Currency: as has been the story for many funds/investment trusts this year, currency volatility has been another challenge for managers to navigate. The weakening of the pound through the first three quarters of 2022 and concurrent relative volatility of many emerging market currencies has meant that Utilico had a tough job in managing FX exposure since the start of the year. Utilico finished the six months to September 2022 with a marginal foreign currency related loss of £0.6 million, highlighting the foreign exchange risk associated with EM investment.
Performance
Returns: the trust has reported a NAV total return of -2.8% for the six months to September 2022, versus a fall of the MSCI EM benchmark of -7.6% over the same period. While short and long-term returns for Utilico do display a heightened level of volatility when compared to the trust’s benchmark MSCI Emerging Markets index and versus peers, much of the downside volatility suffered by peers has been avoided through the recent market downturn, with max drawdowns just 50% of those experienced by the benchmark MSCI Emerging Markets index through 2022. Since the turn of the year, Utilico’s share price return to investors (albeit negative) of -1.3% has served investors far better than the circa -17% loss seen by its benchmark index, and over 10 years, Utilico’s annualised return of near 6% beats its benchmark by circa 1.6% (data to October 2022 end).
Dividends: management reported an increase in earnings per share of 13.1% vs the half year to September 2021. Accordingly, the dividend per share increased by 3.8% to 4.15p. Current investors will be encouraged to know that this is dividend is covered fully by income. Many investors will be attracted to Utilico versus other emerging markets trusts by the yield.
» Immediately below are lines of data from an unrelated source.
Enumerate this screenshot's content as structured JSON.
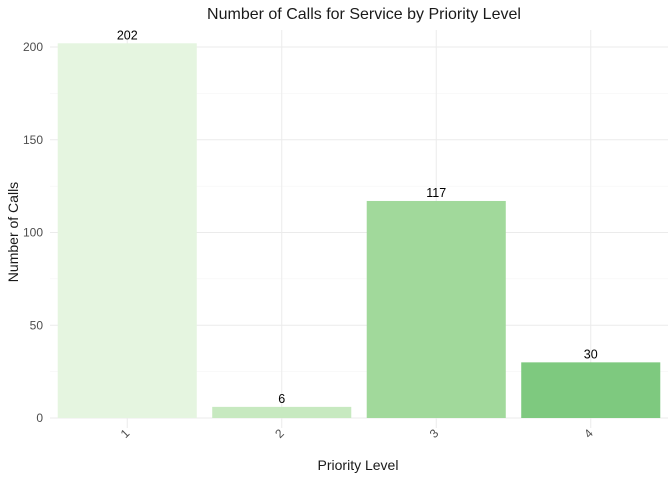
{
  "chart_data": {
    "type": "bar",
    "title": "Number of Calls for Service by Priority Level",
    "xlabel": "Priority Level",
    "ylabel": "Number of Calls",
    "categories": [
      "1",
      "2",
      "3",
      "4"
    ],
    "values": [
      202,
      6,
      117,
      30
    ],
    "data_labels": [
      "202",
      "6",
      "117",
      "30"
    ],
    "bar_colors": [
      "#e5f5e0",
      "#c7e9c0",
      "#a1d99b",
      "#7ec97f"
    ],
    "ylim": [
      0,
      210
    ],
    "yticks": [
      0,
      50,
      100,
      150,
      200
    ],
    "ytick_labels": [
      "0",
      "50",
      "100",
      "150",
      "200"
    ],
    "grid": true,
    "legend": "none",
    "x_tick_rotation": "45 degrees"
  }
}
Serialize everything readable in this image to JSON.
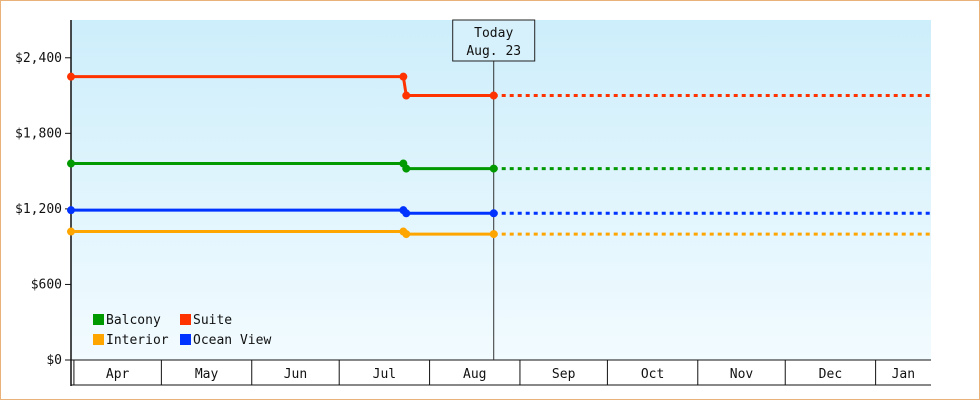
{
  "chart_data": {
    "type": "line",
    "title": "",
    "xlabel": "",
    "ylabel": "",
    "x_months": [
      "Apr",
      "May",
      "Jun",
      "Jul",
      "Aug",
      "Sep",
      "Oct",
      "Nov",
      "Dec",
      "Jan"
    ],
    "xlim": [
      "2023-03-31",
      "2024-01-20"
    ],
    "ylim": [
      0,
      2700
    ],
    "yticks": [
      0,
      600,
      1200,
      1800,
      2400
    ],
    "ytick_labels": [
      "$0",
      "$600",
      "$1,200",
      "$1,800",
      "$2,400"
    ],
    "grid": false,
    "legend_position": "bottom-left",
    "today": {
      "label_line1": "Today",
      "label_line2": "Aug. 23",
      "date": "2023-08-23"
    },
    "series": [
      {
        "name": "Suite",
        "color": "#ff3300",
        "points": [
          [
            "2023-03-31",
            2250
          ],
          [
            "2023-07-23",
            2250
          ],
          [
            "2023-07-24",
            2100
          ],
          [
            "2023-08-23",
            2100
          ]
        ],
        "projected_value": 2100
      },
      {
        "name": "Balcony",
        "color": "#009900",
        "points": [
          [
            "2023-03-31",
            1560
          ],
          [
            "2023-07-23",
            1560
          ],
          [
            "2023-07-24",
            1520
          ],
          [
            "2023-08-23",
            1520
          ]
        ],
        "projected_value": 1520
      },
      {
        "name": "Ocean View",
        "color": "#0033ff",
        "points": [
          [
            "2023-03-31",
            1190
          ],
          [
            "2023-07-23",
            1190
          ],
          [
            "2023-07-24",
            1165
          ],
          [
            "2023-08-23",
            1165
          ]
        ],
        "projected_value": 1165
      },
      {
        "name": "Interior",
        "color": "#ffa500",
        "points": [
          [
            "2023-03-31",
            1020
          ],
          [
            "2023-07-23",
            1020
          ],
          [
            "2023-07-24",
            1000
          ],
          [
            "2023-08-23",
            1000
          ]
        ],
        "projected_value": 1000
      }
    ],
    "legend": [
      "Balcony",
      "Suite",
      "Interior",
      "Ocean View"
    ]
  }
}
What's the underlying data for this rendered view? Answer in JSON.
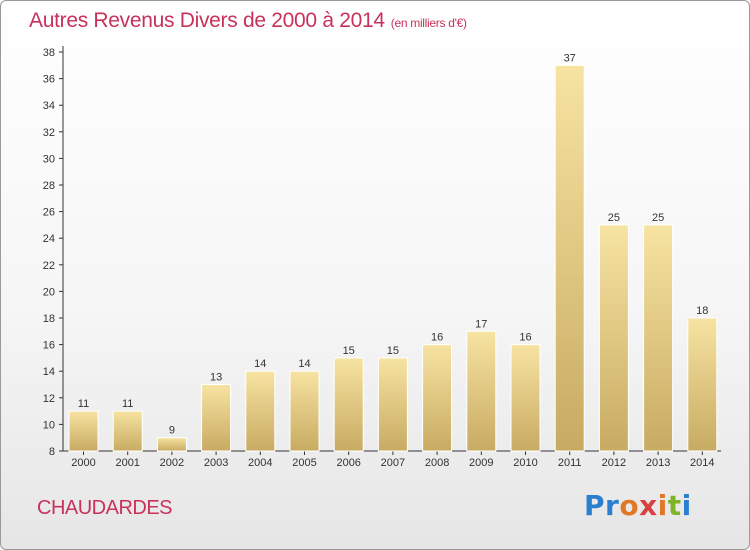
{
  "title": "Autres Revenus Divers de 2000 à 2014",
  "subtitle": "(en milliers d'€)",
  "commune": "CHAUDARDES",
  "logo_text": "Proxiti",
  "colors": {
    "title": "#c8325a",
    "bar_light": "#f7e3a2",
    "bar_dark": "#c8ab62",
    "logo_letters": [
      "#2a7fd0",
      "#2a7fd0",
      "#e07828",
      "#d94040",
      "#e07828",
      "#7fb32a",
      "#2a7fd0"
    ]
  },
  "chart_data": {
    "type": "bar",
    "title": "Autres Revenus Divers de 2000 à 2014",
    "subtitle": "(en milliers d'€)",
    "categories": [
      "2000",
      "2001",
      "2002",
      "2003",
      "2004",
      "2005",
      "2006",
      "2007",
      "2008",
      "2009",
      "2010",
      "2011",
      "2012",
      "2013",
      "2014"
    ],
    "values": [
      11,
      11,
      9,
      13,
      14,
      14,
      15,
      15,
      16,
      17,
      16,
      37,
      25,
      25,
      18
    ],
    "data_labels": [
      "11",
      "11",
      "9",
      "13",
      "14",
      "14",
      "15",
      "15",
      "16",
      "17",
      "16",
      "37",
      "25",
      "25",
      "18"
    ],
    "ylim": [
      8,
      38
    ],
    "yticks": [
      8,
      10,
      12,
      14,
      16,
      18,
      20,
      22,
      24,
      26,
      28,
      30,
      32,
      34,
      36,
      38
    ],
    "grid": false,
    "xlabel": "",
    "ylabel": ""
  }
}
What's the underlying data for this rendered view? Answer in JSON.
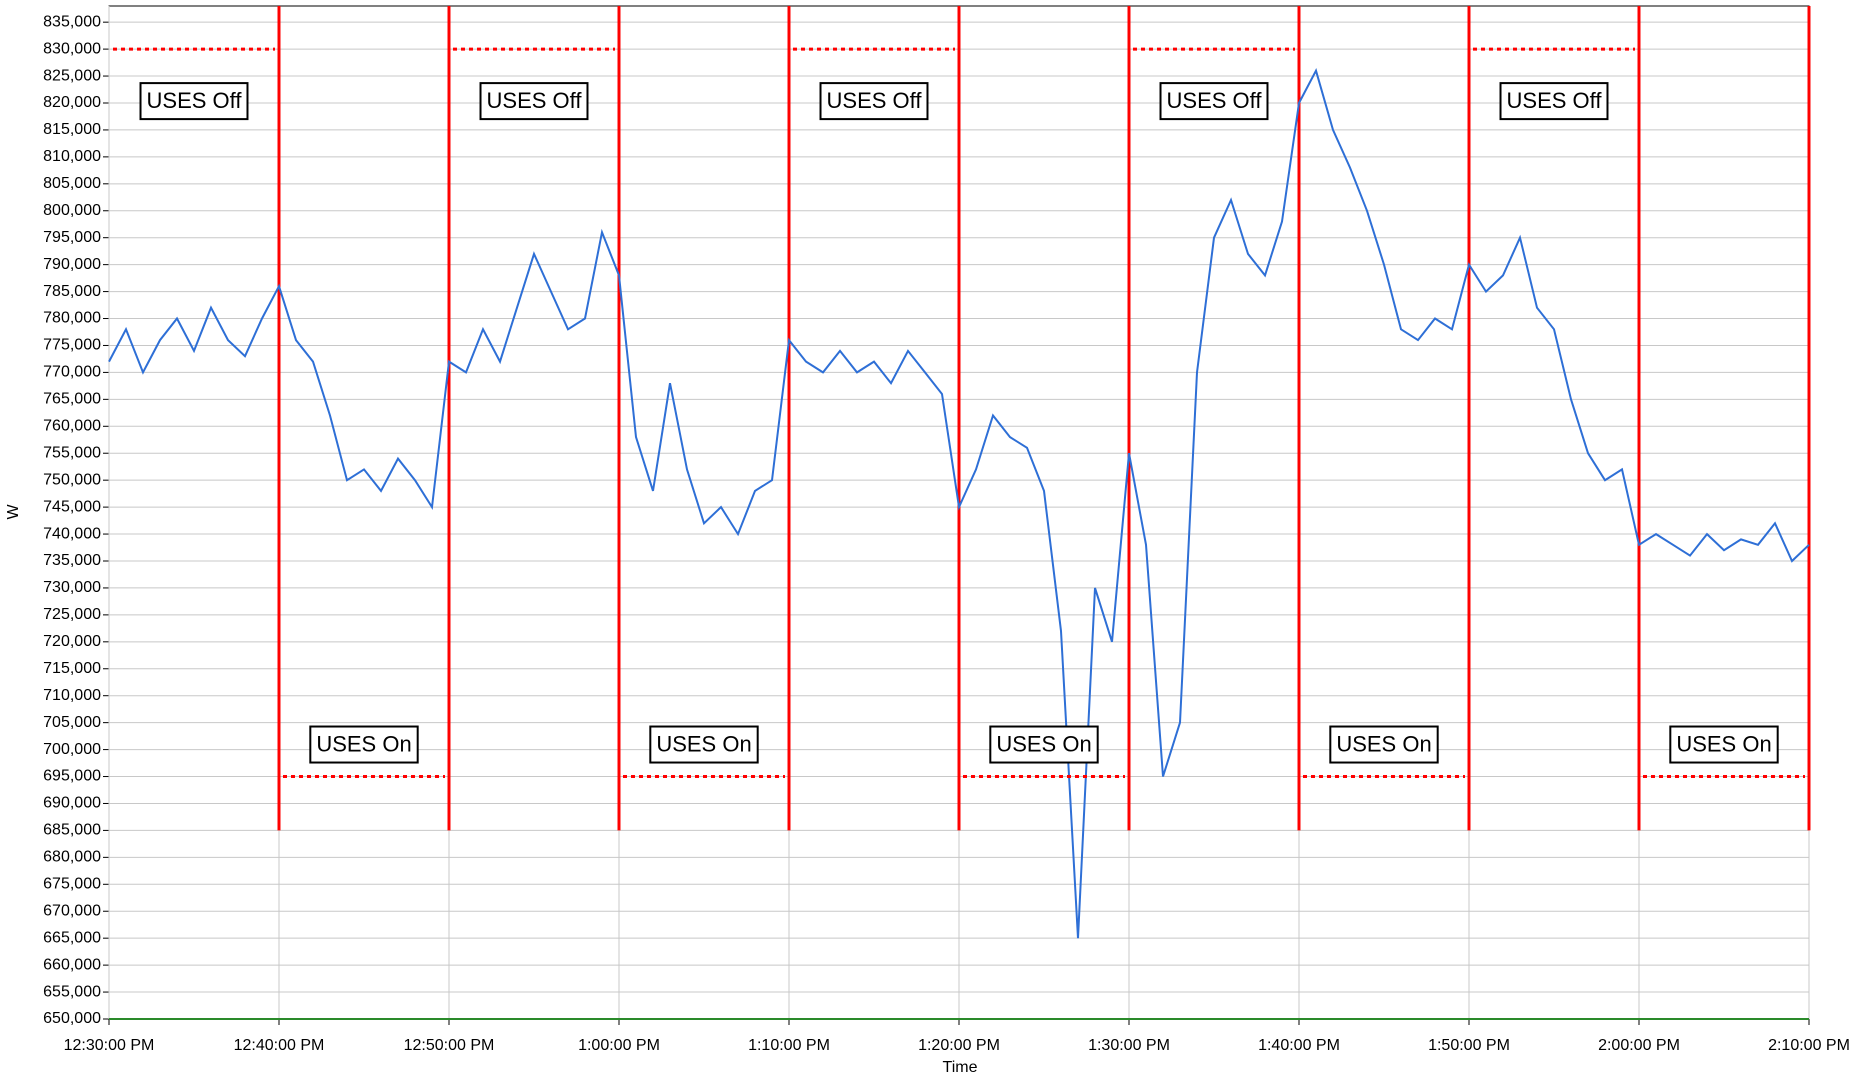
{
  "chart_data": {
    "type": "line",
    "x_label": "Time",
    "y_label": "W",
    "x": [
      "12:30:00 PM",
      "12:31:00 PM",
      "12:32:00 PM",
      "12:33:00 PM",
      "12:34:00 PM",
      "12:35:00 PM",
      "12:36:00 PM",
      "12:37:00 PM",
      "12:38:00 PM",
      "12:39:00 PM",
      "12:40:00 PM",
      "12:41:00 PM",
      "12:42:00 PM",
      "12:43:00 PM",
      "12:44:00 PM",
      "12:45:00 PM",
      "12:46:00 PM",
      "12:47:00 PM",
      "12:48:00 PM",
      "12:49:00 PM",
      "12:50:00 PM",
      "12:51:00 PM",
      "12:52:00 PM",
      "12:53:00 PM",
      "12:54:00 PM",
      "12:55:00 PM",
      "12:56:00 PM",
      "12:57:00 PM",
      "12:58:00 PM",
      "12:59:00 PM",
      "1:00:00 PM",
      "1:01:00 PM",
      "1:02:00 PM",
      "1:03:00 PM",
      "1:04:00 PM",
      "1:05:00 PM",
      "1:06:00 PM",
      "1:07:00 PM",
      "1:08:00 PM",
      "1:09:00 PM",
      "1:10:00 PM",
      "1:11:00 PM",
      "1:12:00 PM",
      "1:13:00 PM",
      "1:14:00 PM",
      "1:15:00 PM",
      "1:16:00 PM",
      "1:17:00 PM",
      "1:18:00 PM",
      "1:19:00 PM",
      "1:20:00 PM",
      "1:21:00 PM",
      "1:22:00 PM",
      "1:23:00 PM",
      "1:24:00 PM",
      "1:25:00 PM",
      "1:26:00 PM",
      "1:27:00 PM",
      "1:28:00 PM",
      "1:29:00 PM",
      "1:30:00 PM",
      "1:31:00 PM",
      "1:32:00 PM",
      "1:33:00 PM",
      "1:34:00 PM",
      "1:35:00 PM",
      "1:36:00 PM",
      "1:37:00 PM",
      "1:38:00 PM",
      "1:39:00 PM",
      "1:40:00 PM",
      "1:41:00 PM",
      "1:42:00 PM",
      "1:43:00 PM",
      "1:44:00 PM",
      "1:45:00 PM",
      "1:46:00 PM",
      "1:47:00 PM",
      "1:48:00 PM",
      "1:49:00 PM",
      "1:50:00 PM",
      "1:51:00 PM",
      "1:52:00 PM",
      "1:53:00 PM",
      "1:54:00 PM",
      "1:55:00 PM",
      "1:56:00 PM",
      "1:57:00 PM",
      "1:58:00 PM",
      "1:59:00 PM",
      "2:00:00 PM",
      "2:01:00 PM",
      "2:02:00 PM",
      "2:03:00 PM",
      "2:04:00 PM",
      "2:05:00 PM",
      "2:06:00 PM",
      "2:07:00 PM",
      "2:08:00 PM",
      "2:09:00 PM",
      "2:10:00 PM"
    ],
    "series": [
      {
        "name": "W",
        "color": "#2e6fd6",
        "values": [
          772000,
          778000,
          770000,
          776000,
          780000,
          774000,
          782000,
          776000,
          773000,
          780000,
          786000,
          776000,
          772000,
          762000,
          750000,
          752000,
          748000,
          754000,
          750000,
          745000,
          772000,
          770000,
          778000,
          772000,
          782000,
          792000,
          785000,
          778000,
          780000,
          796000,
          788000,
          758000,
          748000,
          768000,
          752000,
          742000,
          745000,
          740000,
          748000,
          750000,
          776000,
          772000,
          770000,
          774000,
          770000,
          772000,
          768000,
          774000,
          770000,
          766000,
          745000,
          752000,
          762000,
          758000,
          756000,
          748000,
          722000,
          665000,
          730000,
          720000,
          755000,
          738000,
          695000,
          705000,
          770000,
          795000,
          802000,
          792000,
          788000,
          798000,
          820000,
          826000,
          815000,
          808000,
          800000,
          790000,
          778000,
          776000,
          780000,
          778000,
          790000,
          785000,
          788000,
          795000,
          782000,
          778000,
          765000,
          755000,
          750000,
          752000,
          738000,
          740000,
          738000,
          736000,
          740000,
          737000,
          739000,
          738000,
          742000,
          735000,
          738000
        ]
      }
    ],
    "xlim": [
      "12:30:00 PM",
      "2:10:00 PM"
    ],
    "xticks": [
      "12:30:00 PM",
      "12:40:00 PM",
      "12:50:00 PM",
      "1:00:00 PM",
      "1:10:00 PM",
      "1:20:00 PM",
      "1:30:00 PM",
      "1:40:00 PM",
      "1:50:00 PM",
      "2:00:00 PM",
      "2:10:00 PM"
    ],
    "ylim": [
      650000,
      838000
    ],
    "yticks": [
      {
        "value": 650000,
        "label": "650,000"
      },
      {
        "value": 655000,
        "label": "655,000"
      },
      {
        "value": 660000,
        "label": "660,000"
      },
      {
        "value": 665000,
        "label": "665,000"
      },
      {
        "value": 670000,
        "label": "670,000"
      },
      {
        "value": 675000,
        "label": "675,000"
      },
      {
        "value": 680000,
        "label": "680,000"
      },
      {
        "value": 685000,
        "label": "685,000"
      },
      {
        "value": 690000,
        "label": "690,000"
      },
      {
        "value": 695000,
        "label": "695,000"
      },
      {
        "value": 700000,
        "label": "700,000"
      },
      {
        "value": 705000,
        "label": "705,000"
      },
      {
        "value": 710000,
        "label": "710,000"
      },
      {
        "value": 715000,
        "label": "715,000"
      },
      {
        "value": 720000,
        "label": "720,000"
      },
      {
        "value": 725000,
        "label": "725,000"
      },
      {
        "value": 730000,
        "label": "730,000"
      },
      {
        "value": 735000,
        "label": "735,000"
      },
      {
        "value": 740000,
        "label": "740,000"
      },
      {
        "value": 745000,
        "label": "745,000"
      },
      {
        "value": 750000,
        "label": "750,000"
      },
      {
        "value": 755000,
        "label": "755,000"
      },
      {
        "value": 760000,
        "label": "760,000"
      },
      {
        "value": 765000,
        "label": "765,000"
      },
      {
        "value": 770000,
        "label": "770,000"
      },
      {
        "value": 775000,
        "label": "775,000"
      },
      {
        "value": 780000,
        "label": "780,000"
      },
      {
        "value": 785000,
        "label": "785,000"
      },
      {
        "value": 790000,
        "label": "790,000"
      },
      {
        "value": 795000,
        "label": "795,000"
      },
      {
        "value": 800000,
        "label": "800,000"
      },
      {
        "value": 805000,
        "label": "805,000"
      },
      {
        "value": 810000,
        "label": "810,000"
      },
      {
        "value": 815000,
        "label": "815,000"
      },
      {
        "value": 820000,
        "label": "820,000"
      },
      {
        "value": 825000,
        "label": "825,000"
      },
      {
        "value": 830000,
        "label": "830,000"
      },
      {
        "value": 835000,
        "label": "835,000"
      }
    ],
    "grid": true,
    "annotations": [
      {
        "text": "USES Off",
        "x1": "12:30:00 PM",
        "x2": "12:40:00 PM",
        "level": 830000
      },
      {
        "text": "USES On",
        "x1": "12:40:00 PM",
        "x2": "12:50:00 PM",
        "level": 695000
      },
      {
        "text": "USES Off",
        "x1": "12:50:00 PM",
        "x2": "1:00:00 PM",
        "level": 830000
      },
      {
        "text": "USES On",
        "x1": "1:00:00 PM",
        "x2": "1:10:00 PM",
        "level": 695000
      },
      {
        "text": "USES Off",
        "x1": "1:10:00 PM",
        "x2": "1:20:00 PM",
        "level": 830000
      },
      {
        "text": "USES On",
        "x1": "1:20:00 PM",
        "x2": "1:30:00 PM",
        "level": 695000
      },
      {
        "text": "USES Off",
        "x1": "1:30:00 PM",
        "x2": "1:40:00 PM",
        "level": 830000
      },
      {
        "text": "USES On",
        "x1": "1:40:00 PM",
        "x2": "1:50:00 PM",
        "level": 695000
      },
      {
        "text": "USES Off",
        "x1": "1:50:00 PM",
        "x2": "2:00:00 PM",
        "level": 830000
      },
      {
        "text": "USES On",
        "x1": "2:00:00 PM",
        "x2": "2:10:00 PM",
        "level": 695000
      }
    ],
    "switch_lines": {
      "x": [
        "12:40:00 PM",
        "12:50:00 PM",
        "1:00:00 PM",
        "1:10:00 PM",
        "1:20:00 PM",
        "1:30:00 PM",
        "1:40:00 PM",
        "1:50:00 PM",
        "2:00:00 PM",
        "2:10:00 PM"
      ],
      "range": [
        685000,
        838000
      ],
      "color": "#ff0000"
    }
  }
}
The 12-month yield of the trust of 3.3% puts the trust close to the top of its AIC sector peer group of Global Emerging Market trusts.
Discount
The trust has displayed volatility with regards to its discount to NAV, which has fallen over the past year from an average of circa -11% at the start of the year, reaching a depth of -17% at the end of October. The current discount at last market close (21/11) of near -15% means the trust is trading lower than its 12-month average of closer to -11%. Over the past six months, the trust has employed share buybacks to the tune of nearly £19 million, although this is enacted first and foremost as an investment decision, rather than purely with discount control in mind.
Summary
Dzmitry Lipski, Head of Funds Research, interactive investor, says: “In the context of tough macro-economic conditions for developed and emerging markets alike, while Utilico’s returns for the past six months are not positive, the trust has held up better than many peers and has far outstripped its benchmark index. Investors with appropriate risk appetite may well be attracted to emerging markets in order to gain exposure to a potentially higher rate of GDP growth than experienced in developing markets. For those who understand the often enhanced currency, liquidity and political risks associated with emerging market investment, Utilico may pose a good option for both capital appreciation and attractive yield in this space, offering access to established, cash-producing assets in the infrastructure and utilities sectors across a range of emerging market countries.”